The Missouri Supreme Court affirmed a St. Louis Circuit Court decision that found House Bill 1413 is unconstitutional because it imposed new requirements on one group of unions but not others.

“The exemption of public safety labor organizations violates principles of equal protection,” wrote Missouri Supreme Court Judge Mary Russell in the June 1 decision. “The exemption of public safety labor organizations permeates throughout HB 1413 and reaches all provisions. The operation of this exemption forces this Court to declare HB 1413 void in its entirety rather than sever the offending provision.”

Judge Russell was appointed to the court by Democratic Governor Bob Holden 17 years ago.

The new requirements of HB 1413, which was enacted in 2018, included filing certain disclosures, requiring labor organizations to adopt a constitution and bylaws as well as providing detailed reporting and annual filings, and authorizing the withholding of dues and fees from earnings for labor organizations to use in political contributions or expenditures.

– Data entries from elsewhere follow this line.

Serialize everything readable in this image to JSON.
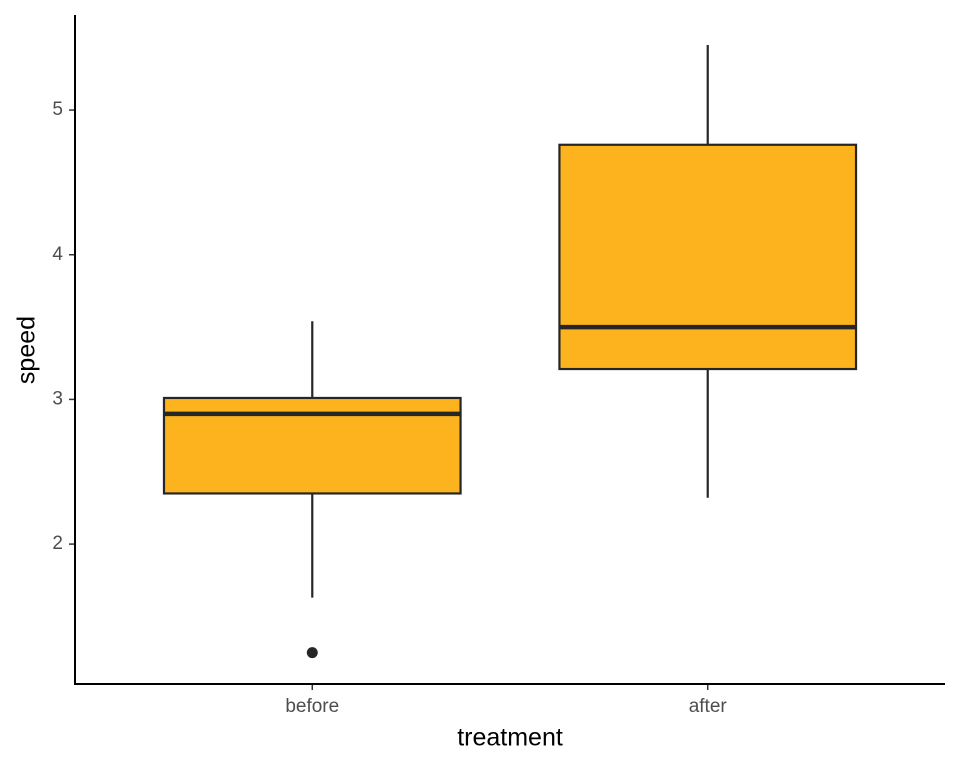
{
  "chart_data": {
    "type": "box",
    "x_label": "treatment",
    "y_label": "speed",
    "categories": [
      "before",
      "after"
    ],
    "boxes": [
      {
        "whisker_low": 1.63,
        "q1": 2.35,
        "median": 2.9,
        "q3": 3.01,
        "whisker_high": 3.54,
        "outliers": [
          1.25
        ]
      },
      {
        "whisker_low": 2.32,
        "q1": 3.21,
        "median": 3.5,
        "q3": 4.76,
        "whisker_high": 5.45,
        "outliers": []
      }
    ],
    "color": "#fcb31e",
    "ylim": [
      1.033,
      5.657
    ],
    "yticks": [
      2,
      3,
      4,
      5
    ],
    "grid": false
  }
}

"It's not about a right to impose these different requirements on the election process, on the recognition process, on the reporting process, or on the certification process," said attorney David Eisenberg, member of the Baker Sterchi Cowden & Rice law firm and editor of the firm's Missouri Law Blog. "It's about drawing distinctions in this statute between types of unions that represent public employees and whether this carve-out for unions that mainly represent public safety workers is a permissible distinction."

In Missouri National Education Association, et al. versus Missouri Department of Labor and Industrial Relations, Ferguson-Florissant School District, the plaintiffs sued state agencies authorized to implement and enforce HB 1413, the employers of the bargaining units represented by labor unions, and the prosecutor who would enforce HB 1413’s criminal provisions. Judge Joseph Walsh ruled in favor of the plaintiffs and the state appealed.

“The Missouri Supreme Court is saying that there are constitutional rights provided for by the Missouri constitution and this statute infringed on the constitutional rights,” Eisenberg told the St. Louis Record. "The court will tell you that the constitution trumps legislation that is not consonant with the constitution."

The decision overall protects fairness in the collective bargaining process for public employees, according to Eisenberg.

“While you've got these provisions that impose new requirements on folks trying to organize public employees, the court views it and the unions challenging the statute view it as going about it in an unfair way that impermissibly advantages one union group over another,” he said.

Judge  W. Brent  Powell, who dissented in a separate opinion along with Judge Zel Fischer, a Republican, said HB 1413 does not violate the state constitution because there is adequate justification for treating public safety labor organizations differently given the unique nature of public safety employees.

“This Court’s role is not to determine whether the solution raised by the legislature is perfectly suited to the problem it purports to solve; rather, as long as the reason for distinguishing between public safety and non-public safety unions is plausible, there exists a rational basis for treating these labor organizations differently under the law,” wrote Judge Powell, who was appointed by Gov. Matt Blunt, a Republican. 

“Here, the distinctions between the public employees the separate labor groups wholly or primarily serve provides plausible explanations and justifications for the dissimilar regulatory framework for public safety and nonpublic safety labor groups and is not unconstitutional.”